Do not pass "Go"

The follow-up to"Swingers" is an amiable slice of Tarantino Lite.

Apr 9, 1999 | "Go" is the sort of movie that's so enthusiastically American, you'd almost think it was directed by a foreigner. In its one-night bacchanal of sex, drugs and a requisite dose of violence, the movie takes the viewer through the wild, wild West of big automobiles, big guns and all-you-can-eat seafood buffets. Leading the expedition are the aimless bumblers who typify both the American dream and its nightmare -- misfits forever finding cash, car keys and horny drunk girls thrown in their direction, but who are just as likely to hurl themselves into the path of something bigger and far less friendly in the process.

Director Doug Liman, who set off an unfortunate explosion of cocktail sipping and jitterbugging among the khakis crowd with his 1996 hit "Swingers," once again treads the Los Angeles-to-Las Vegas territory, this time with a shadier assortment of characters.

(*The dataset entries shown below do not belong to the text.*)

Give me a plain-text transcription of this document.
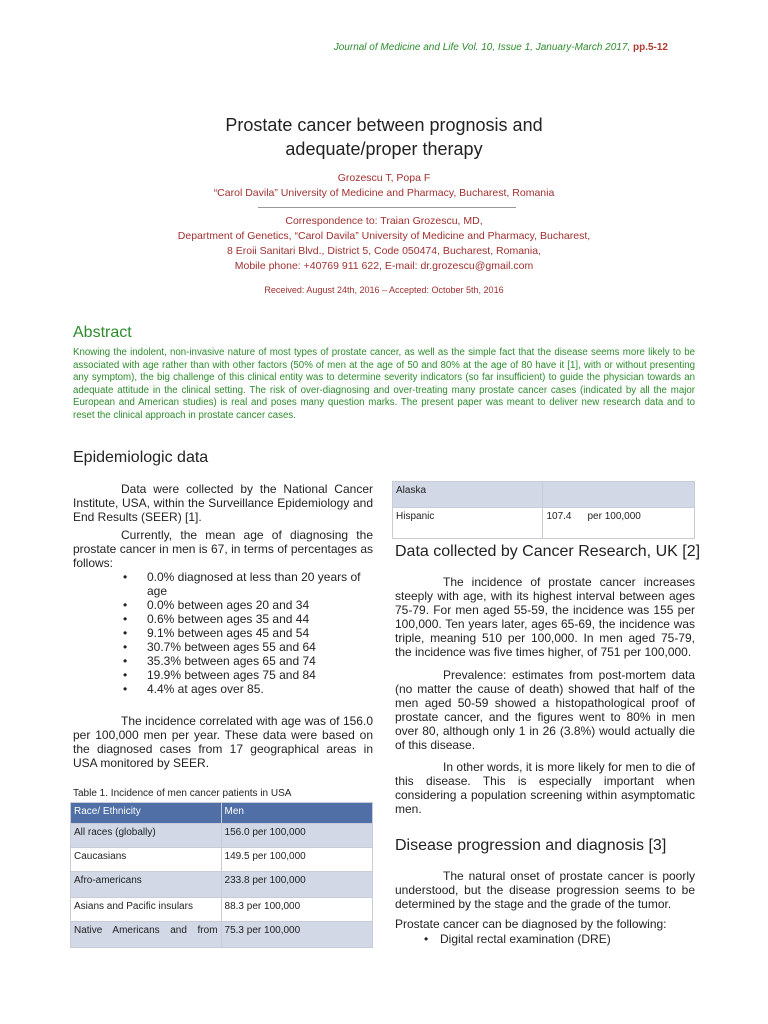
Journal of Medicine and Life Vol. 10, Issue 1, January-March 2017, pp.5-12
Prostate cancer between prognosis and
adequate/proper therapy
Grozescu T, Popa F
“Carol Davila” University of Medicine and Pharmacy, Bucharest, Romania
Correspondence to: Traian Grozescu, MD,
Department of Genetics, “Carol Davila” University of Medicine and Pharmacy, Bucharest,
8 Eroii Sanitari Blvd., District 5, Code 050474, Bucharest, Romania,
Mobile phone: +40769 911 622, E-mail: dr.grozescu@gmail.com
Received: August 24th, 2016 – Accepted: October 5th, 2016
Abstract
Knowing the indolent, non-invasive nature of most types of prostate cancer, as well as the simple fact that the disease seems more likely to be associated with age rather than with other factors (50% of men at the age of 50 and 80% at the age of 80 have it [1], with or without presenting any symptom), the big challenge of this clinical entity was to determine severity indicators (so far insufficient) to guide the physician towards an adequate attitude in the clinical setting. The risk of over-diagnosing and over-treating many prostate cancer cases (indicated by all the major European and American studies) is real and poses many question marks. The present paper was meant to deliver new research data and to reset the clinical approach in prostate cancer cases.
Epidemiologic data
Data were collected by the National Cancer Institute, USA, within the Surveillance Epidemiology and End Results (SEER) [1].
Currently, the mean age of diagnosing the prostate cancer in men is 67, in terms of percentages as follows:
• 0.0% diagnosed at less than 20 years of age
• 0.0% between ages 20 and 34
• 0.6% between ages 35 and 44
• 9.1% between ages 45 and 54
• 30.7% between ages 55 and 64
• 35.3% between ages 65 and 74
• 19.9% between ages 75 and 84
• 4.4% at ages over 85.
The incidence correlated with age was of 156.0 per 100,000 men per year. These data were based on the diagnosed cases from 17 geographical areas in USA monitored by SEER.
Table 1. Incidence of men cancer patients in USA
Race/ Ethnicity	Men
All races (globally)	156.0 per 100,000
Caucasians	149.5 per 100,000
Afro-americans	233.8 per 100,000
Asians and Pacific insulars	88.3 per 100,000
Native Americans and from	75.3 per 100,000
Alaska	
Hispanic	107.4 per 100,000
Data collected by Cancer Research, UK [2]
The incidence of prostate cancer increases steeply with age, with its highest interval between ages 75-79. For men aged 55-59, the incidence was 155 per 100,000. Ten years later, ages 65-69, the incidence was triple, meaning 510 per 100,000. In men aged 75-79, the incidence was five times higher, of 751 per 100,000.
Prevalence: estimates from post-mortem data (no matter the cause of death) showed that half of the men aged 50-59 showed a histopathological proof of prostate cancer, and the figures went to 80% in men over 80, although only 1 in 26 (3.8%) would actually die of this disease.
In other words, it is more likely for men to die of this disease. This is especially important when considering a population screening within asymptomatic men.
Disease progression and diagnosis [3]
The natural onset of prostate cancer is poorly understood, but the disease progression seems to be determined by the stage and the grade of the tumor.
Prostate cancer can be diagnosed by the following:
• Digital rectal examination (DRE)
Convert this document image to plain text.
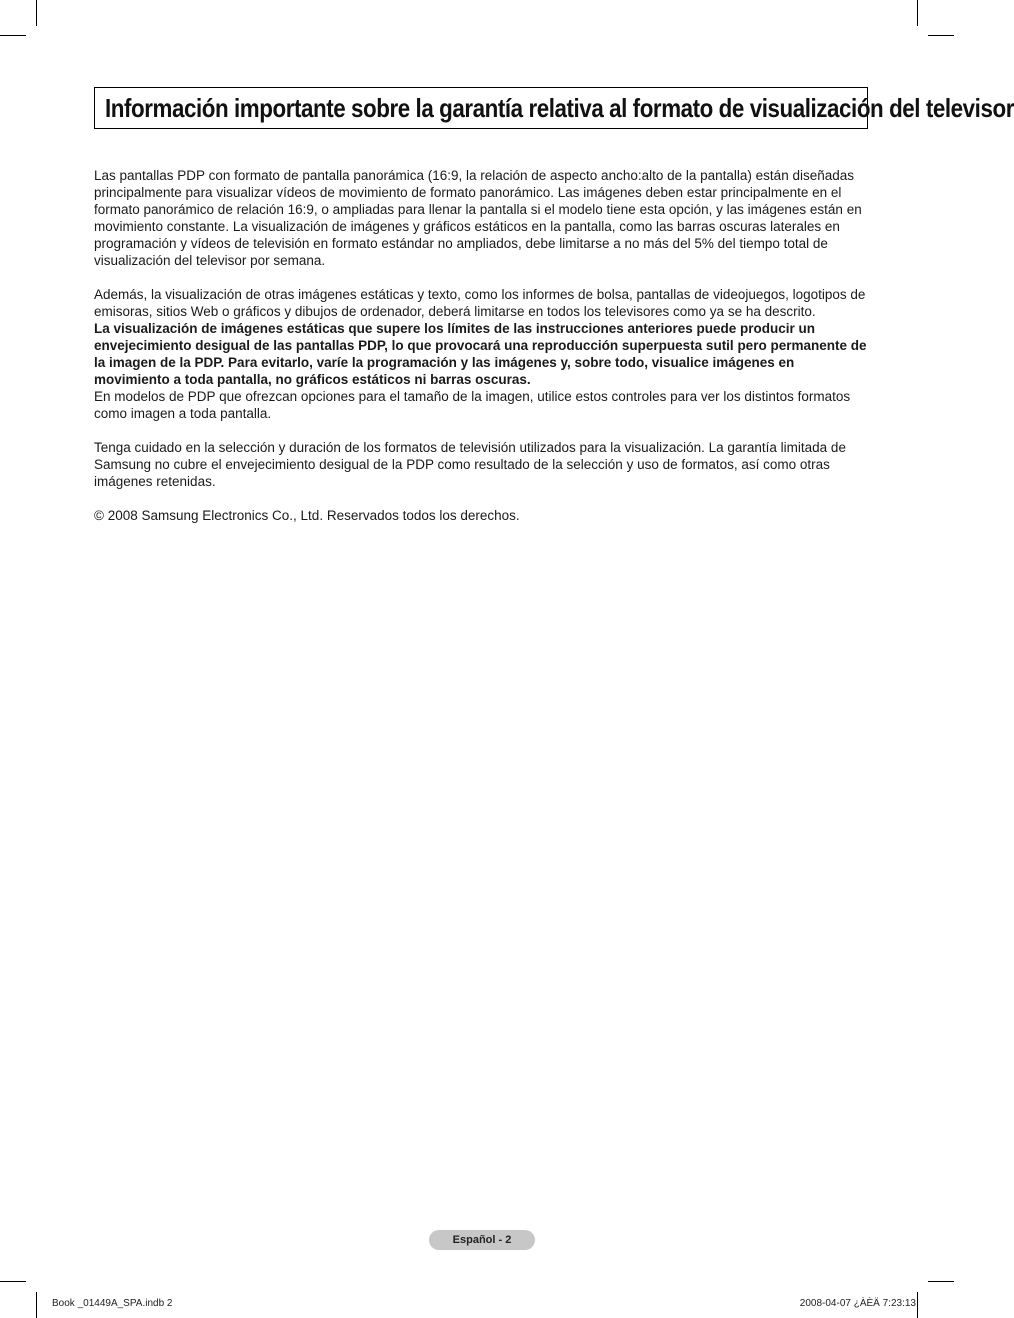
Información importante sobre la garantía relativa al formato de visualización del televisor

Las pantallas PDP con formato de pantalla panorámica (16:9, la relación de aspecto ancho:alto de la pantalla) están diseñadas principalmente para visualizar vídeos de movimiento de formato panorámico. Las imágenes deben estar principalmente en el formato panorámico de relación 16:9, o ampliadas para llenar la pantalla si el modelo tiene esta opción, y las imágenes están en movimiento constante. La visualización de imágenes y gráficos estáticos en la pantalla, como las barras oscuras laterales en programación y vídeos de televisión en formato estándar no ampliados, debe limitarse a no más del 5% del tiempo total de visualización del televisor por semana.

Además, la visualización de otras imágenes estáticas y texto, como los informes de bolsa, pantallas de videojuegos, logotipos de emisoras, sitios Web o gráficos y dibujos de ordenador, deberá limitarse en todos los televisores como ya se ha descrito.

La visualización de imágenes estáticas que supere los límites de las instrucciones anteriores puede producir un envejecimiento desigual de las pantallas PDP, lo que provocará una reproducción superpuesta sutil pero permanente de la imagen de la PDP. Para evitarlo, varíe la programación y las imágenes y, sobre todo, visualice imágenes en movimiento a toda pantalla, no gráficos estáticos ni barras oscuras.

En modelos de PDP que ofrezcan opciones para el tamaño de la imagen, utilice estos controles para ver los distintos formatos como imagen a toda pantalla.

Tenga cuidado en la selección y duración de los formatos de televisión utilizados para la visualización. La garantía limitada de Samsung no cubre el envejecimiento desigual de la PDP como resultado de la selección y uso de formatos, así como otras imágenes retenidas.

© 2008 Samsung Electronics Co., Ltd. Reservados todos los derechos.

Español - 2
Book _01449A_SPA.indb 2	2008-04-07 ¿ÀÈÄ 7:23:13
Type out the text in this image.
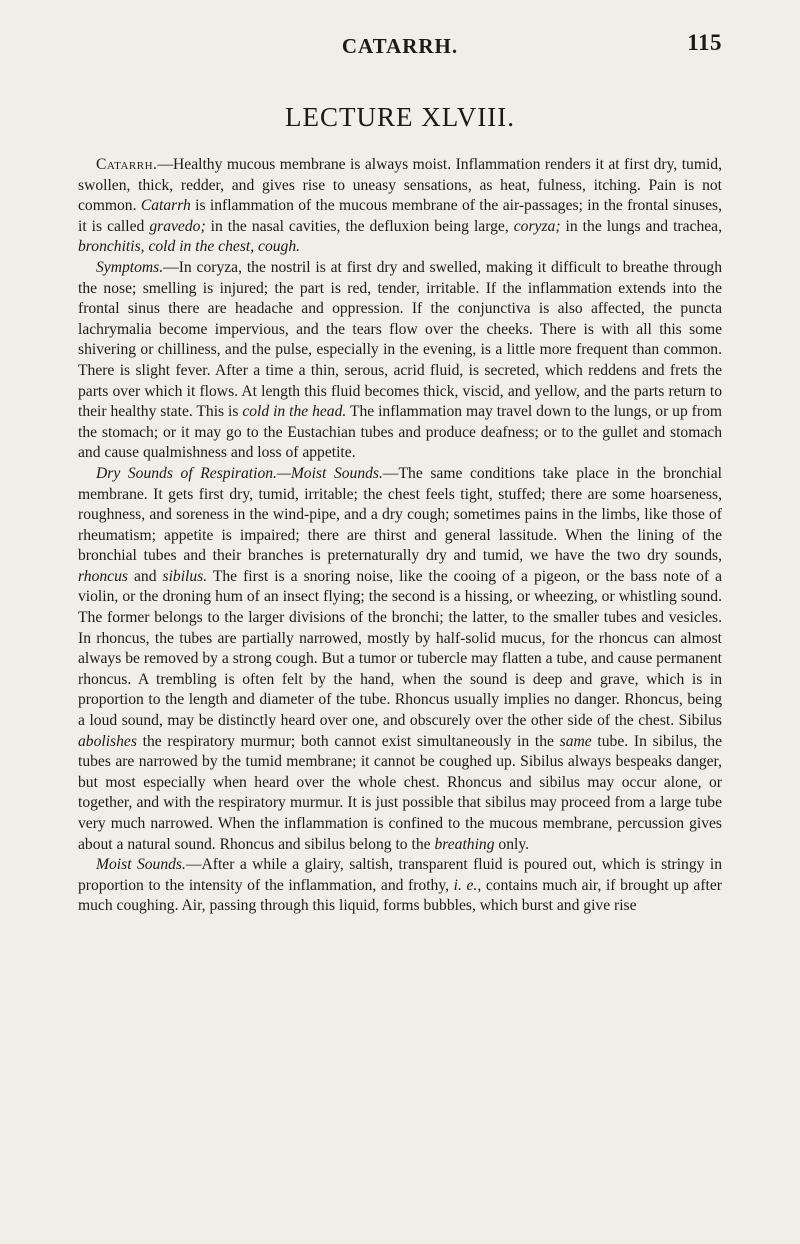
CATARRH.	115
LECTURE XLVIII.

Catarrh.—Healthy mucous membrane is always moist. Inflammation renders it at first dry, tumid, swollen, thick, redder, and gives rise to uneasy sensations, as heat, fulness, itching. Pain is not common. Catarrh is inflammation of the mucous membrane of the air-passages; in the frontal sinuses, it is called gravedo; in the nasal cavities, the defluxion being large, coryza; in the lungs and trachea, bronchitis, cold in the chest, cough.

Symptoms.—In coryza, the nostril is at first dry and swelled, making it difficult to breathe through the nose; smelling is injured; the part is red, tender, irritable. If the inflammation extends into the frontal sinus there are headache and oppression. If the conjunctiva is also affected, the puncta lachrymalia become impervious, and the tears flow over the cheeks. There is with all this some shivering or chilliness, and the pulse, especially in the evening, is a little more frequent than common. There is slight fever. After a time a thin, serous, acrid fluid, is secreted, which reddens and frets the parts over which it flows. At length this fluid becomes thick, viscid, and yellow, and the parts return to their healthy state. This is cold in the head. The inflammation may travel down to the lungs, or up from the stomach; or it may go to the Eustachian tubes and produce deafness; or to the gullet and stomach and cause qualmishness and loss of appetite.

Dry Sounds of Respiration.—Moist Sounds.—The same conditions take place in the bronchial membrane. It gets first dry, tumid, irritable; the chest feels tight, stuffed; there are some hoarseness, roughness, and soreness in the wind-pipe, and a dry cough; sometimes pains in the limbs, like those of rheumatism; appetite is impaired; there are thirst and general lassitude. When the lining of the bronchial tubes and their branches is preternaturally dry and tumid, we have the two dry sounds, rhoncus and sibilus. The first is a snoring noise, like the cooing of a pigeon, or the bass note of a violin, or the droning hum of an insect flying; the second is a hissing, or wheezing, or whistling sound. The former belongs to the larger divisions of the bronchi; the latter, to the smaller tubes and vesicles. In rhoncus, the tubes are partially narrowed, mostly by half-solid mucus, for the rhoncus can almost always be removed by a strong cough. But a tumor or tubercle may flatten a tube, and cause permanent rhoncus. A trembling is often felt by the hand, when the sound is deep and grave, which is in proportion to the length and diameter of the tube. Rhoncus usually implies no danger. Rhoncus, being a loud sound, may be distinctly heard over one, and obscurely over the other side of the chest. Sibilus abolishes the respiratory murmur; both cannot exist simultaneously in the same tube. In sibilus, the tubes are narrowed by the tumid membrane; it cannot be coughed up. Sibilus always bespeaks danger, but most especially when heard over the whole chest. Rhoncus and sibilus may occur alone, or together, and with the respiratory murmur. It is just possible that sibilus may proceed from a large tube very much narrowed. When the inflammation is confined to the mucous membrane, percussion gives about a natural sound. Rhoncus and sibilus belong to the breathing only.

Moist Sounds.—After a while a glairy, saltish, transparent fluid is poured out, which is stringy in proportion to the intensity of the inflammation, and frothy, i. e., contains much air, if brought up after much coughing. Air, passing through this liquid, forms bubbles, which burst and give rise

The action takes place over a short period of time and with three distinct yet overlapping story lines, a device that is so patently "Pulp Fiction" it's embarrassingly obvious to even bring it up (but you'll probably be hard pressed to find a review of "Go" that won't). Unlike the denizens of the Tarantino opus, however, these fuck-ups on the wrong side of the law aren't quite so deeply ensconced in the seedy milieus of drugs and violence. They're youthful day-trippers, passing through the underworld and trying not to get roughed up.

The story begins and ends with Ronna (Sarah Polley from "The Sweet Hereafter"), a bored L.A. grocery store employee about to be kicked out of her apartment for not paying her rent. Luckily, her colleague Simon (Desmond Askew), a pasty-faced part-time drug dealer, is dying to get out of town and needs someone to cover his shift. Her luck gets even better when well-heeled TV actors Adam and Zack (Scott Wolf and Jay Mohr) show up in Simon's checkout line looking for a little more than orange juice and snack cakes.

Over the course of the next several hours, Ronna will wind up buying a sizable packet of pharmaceuticals, losing the goods, making a tidy sum fobbing off baby aspirin as Ecstasy to clueless ravers, being threatened with a gun and run over by a sports car. Meanwhile, in Las Vegas, Simon is busily crashing weddings, engaging in a tantric minage ` trois, setting hotels on fire, shooting bouncers and flashing around the wrong guy's credit card. And back in L.A., the two jittery actors are working out relationships, engaging reluctantly in a sting operation, covering up a crime and discovering, by way of a touchy-feely detective and his wife, just how open-minded they need to be to get some charges against them dropped.